Сомелье.
12:34 сегодняшнего дня».
Директор еще раз перечитал это письмо, затем аккуратно сложил его вдвое и положил обратно в конверт. А конверт засунул в левый карман, где лежало письмо от Эриха Бэля, адресованное Миа Миллеру.
Мужчина достал из правого кармана пальто новую сигару и закурил прямо в комнате. Хотя еще несколько минут назад он уговаривал себя выйти на улицу.
«Думаю, хозяева не будут против», — мысленно сказал директор и зажег сигару.
Мужчина прекрасно понял намек Сомелье. Спустя тридцать четыре часа с момента написания этого письма мисс Лора умрет при загадочных обстоятельствах, без единой раны на теле, и яда в организме женщины, конечно же, не обнаружат. Но никакой загадки в орудии убийства Сомелье, по мнению директора, не было. У мужчины с сигарой во рту имелось целых два соображения на этот счет, и одно из них должно оказаться верным.
«Тридцать четыре часа — это чуть больше суток».
Директор посмотрел на свои наручные часы. Было без пятнадцати семь, а значит, прошло уже шесть часов с того момента, когда «пролилась последняя капля чернил».
До смерти осталось двадцать восемь часов.
«Где же эта коробка орхидей?»
Директор с дымящейся сигарой в правой руке решил больше не терять ни минуты и начал поиски таинственной коробки…
* * *
Солнце припекало мокрую спину худого и костлявого юноши с каплями меда в глазах.
Он сидел на мокрых камнях около сгорбленной матери, которая на железной волнистой доске драила грязную одежду.
— О чем думаешь, Люк?
— Хорошо здесь, на солнце. Вода сегодня холодная.
— Уже конец августа. В эту пору вода всегда холодная. Остались последние дни до осени. Купайся, Люк, чтобы потом не жалеть.

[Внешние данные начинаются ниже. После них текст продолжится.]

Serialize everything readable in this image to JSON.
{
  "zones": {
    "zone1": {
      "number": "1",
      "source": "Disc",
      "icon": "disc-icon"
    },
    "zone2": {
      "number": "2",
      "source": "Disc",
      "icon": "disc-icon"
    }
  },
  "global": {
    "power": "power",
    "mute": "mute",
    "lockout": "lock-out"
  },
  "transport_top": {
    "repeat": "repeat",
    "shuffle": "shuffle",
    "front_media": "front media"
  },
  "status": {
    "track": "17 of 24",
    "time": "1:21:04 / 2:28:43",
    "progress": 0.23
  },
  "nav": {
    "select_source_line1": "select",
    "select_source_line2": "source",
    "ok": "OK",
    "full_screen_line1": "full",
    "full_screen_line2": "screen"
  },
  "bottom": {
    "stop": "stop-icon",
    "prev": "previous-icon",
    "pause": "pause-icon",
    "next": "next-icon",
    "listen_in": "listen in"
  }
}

— Жалеть не буду. Я уже достаточно накупался. На год вперед хватит. Еще немного, и у меня начнут расти жабры, — улыбнулся юноша.
— Люк…
— Что, мама?
Люк смотрел вдаль, где над речкой виднелся небольшой железный мост, по которому шел пожилой мужчина с удочкой в руках.
— Можешь больше не стоять на соли.
— Не могу. Но спасибо.
— Почему?
— Миа поймет, что ты стала ко мне нежна.
— Ты думаешь, он еще не понял?
— Думаю, нет.
— Он, по-твоему, глупый?
Люк улыбнулся и заслонил ладонью глаза, прикрываясь от лучей ослепительного солнца.
— Скорее, он не дальнозоркий… Близорукий. Вот!
— Близорукий… Мне кажется, ты его недооцениваешь. Может, он видит больше, чем ты.
— Не видит. Он ранимый и обидчивый. Кроме собственного веснушчатого носа и своих обидок, больше ничего вокруг себя не видит.
— А ты не обидчивый, Люк?
— Нет. Я был обидчивым раньше, но это мешало мне жить. Я вырвал обидчивость из своей кожи, как толстого, нажравшегося моей крови клеща. А затем я его раздавил, выпустив из него всю кровь.